Volvo’s French defense and security vehicle firm Arquus recently unveiled their candidate to become France’s new general-purpose troop-carrying vehicle: the Scarabée. While this platform has a lot in common with America’s long-serving workhorse Humvee, it’s got a few tricks up its sleeve that have never been seen on the battlefield before.

The goal behind developing the Scarabée was renegotiating the compromise inherent to all armored vehicles: as the level of protection for the occupant increases, the platform’s mobility decreases. As anyone that’s ever gone for a rip in an up-armored Humvee can attest, the protection provided by the Humvee comes at a significant cost when you stomp on the pedal — during my days in uniform, we regularly joked that the Humvee’s 0-60 time and quarter mile time were actually exactly the same… kidding (somewhat honestly) that it would take at least a full quarter mile for the heavy lug to reach 60 miles per hour at all. The Humvee’s poor acceleration can be attributed to physics and simple arithmetic: when you divide it’s weight by its power, you get a paltry 20 horsepower to push each ton.

Arquus

“We really worked on the speed because that is also a form of protection,” Emmanuel Levacher, the chief executive of Arquus, explains. “If you put a lot of protective armor on a vehicle it makes it very heavy, big, and therefore slow unless you give it a large, powerful engine—in which case you no longer have a small, agile military vehicle.”
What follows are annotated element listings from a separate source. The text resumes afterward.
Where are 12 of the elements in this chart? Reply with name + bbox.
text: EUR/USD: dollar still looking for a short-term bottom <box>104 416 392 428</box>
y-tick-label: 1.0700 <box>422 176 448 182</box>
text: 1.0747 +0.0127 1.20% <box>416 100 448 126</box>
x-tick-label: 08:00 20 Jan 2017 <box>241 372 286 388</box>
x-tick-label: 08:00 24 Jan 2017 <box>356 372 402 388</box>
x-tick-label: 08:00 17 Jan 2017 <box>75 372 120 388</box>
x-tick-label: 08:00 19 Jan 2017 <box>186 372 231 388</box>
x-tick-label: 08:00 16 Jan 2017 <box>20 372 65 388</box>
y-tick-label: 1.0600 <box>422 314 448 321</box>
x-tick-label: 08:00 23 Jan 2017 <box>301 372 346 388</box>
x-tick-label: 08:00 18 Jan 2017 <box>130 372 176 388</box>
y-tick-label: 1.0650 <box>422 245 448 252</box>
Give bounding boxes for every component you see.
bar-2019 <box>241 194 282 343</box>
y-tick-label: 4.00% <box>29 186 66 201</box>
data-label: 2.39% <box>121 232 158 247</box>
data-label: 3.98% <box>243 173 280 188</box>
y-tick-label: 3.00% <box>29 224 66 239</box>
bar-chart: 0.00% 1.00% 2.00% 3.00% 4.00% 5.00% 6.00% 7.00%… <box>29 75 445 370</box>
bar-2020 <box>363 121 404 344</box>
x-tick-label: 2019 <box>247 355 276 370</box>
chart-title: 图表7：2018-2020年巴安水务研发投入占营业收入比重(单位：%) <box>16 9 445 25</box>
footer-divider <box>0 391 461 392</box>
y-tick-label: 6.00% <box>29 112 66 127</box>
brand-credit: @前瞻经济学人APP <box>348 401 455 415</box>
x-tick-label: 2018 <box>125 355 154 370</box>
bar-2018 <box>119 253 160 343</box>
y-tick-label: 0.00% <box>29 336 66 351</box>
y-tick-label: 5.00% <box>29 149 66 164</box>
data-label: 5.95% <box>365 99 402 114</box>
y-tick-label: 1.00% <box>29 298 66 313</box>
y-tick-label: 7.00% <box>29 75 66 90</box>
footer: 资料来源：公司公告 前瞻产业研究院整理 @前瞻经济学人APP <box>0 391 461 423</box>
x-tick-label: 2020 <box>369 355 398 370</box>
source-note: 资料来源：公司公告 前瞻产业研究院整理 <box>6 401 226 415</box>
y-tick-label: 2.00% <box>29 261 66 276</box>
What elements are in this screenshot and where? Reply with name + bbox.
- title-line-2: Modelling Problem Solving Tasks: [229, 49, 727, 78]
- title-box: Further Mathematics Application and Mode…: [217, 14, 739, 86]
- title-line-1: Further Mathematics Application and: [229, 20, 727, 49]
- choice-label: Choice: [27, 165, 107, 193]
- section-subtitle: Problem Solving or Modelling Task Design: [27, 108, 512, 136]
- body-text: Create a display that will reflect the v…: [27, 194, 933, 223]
The Scarabée weighs in at 6.6 tons empty, meaning it’s not particularly light either, but the combination of its 300-horsepower diesel engine and supplemental 103 horsepower electric motor offers it a far superior 60 horsepower per ton. Its top speed may not be all that much better than the Humvee’s (Arquus claims 75 miles per hour) but its acceleration is. According to its designers, you can engage both diesel and electric powerplants simultaneously to get the vehicle moving fast enough to evade an incoming anti-tank missile from a dead stop.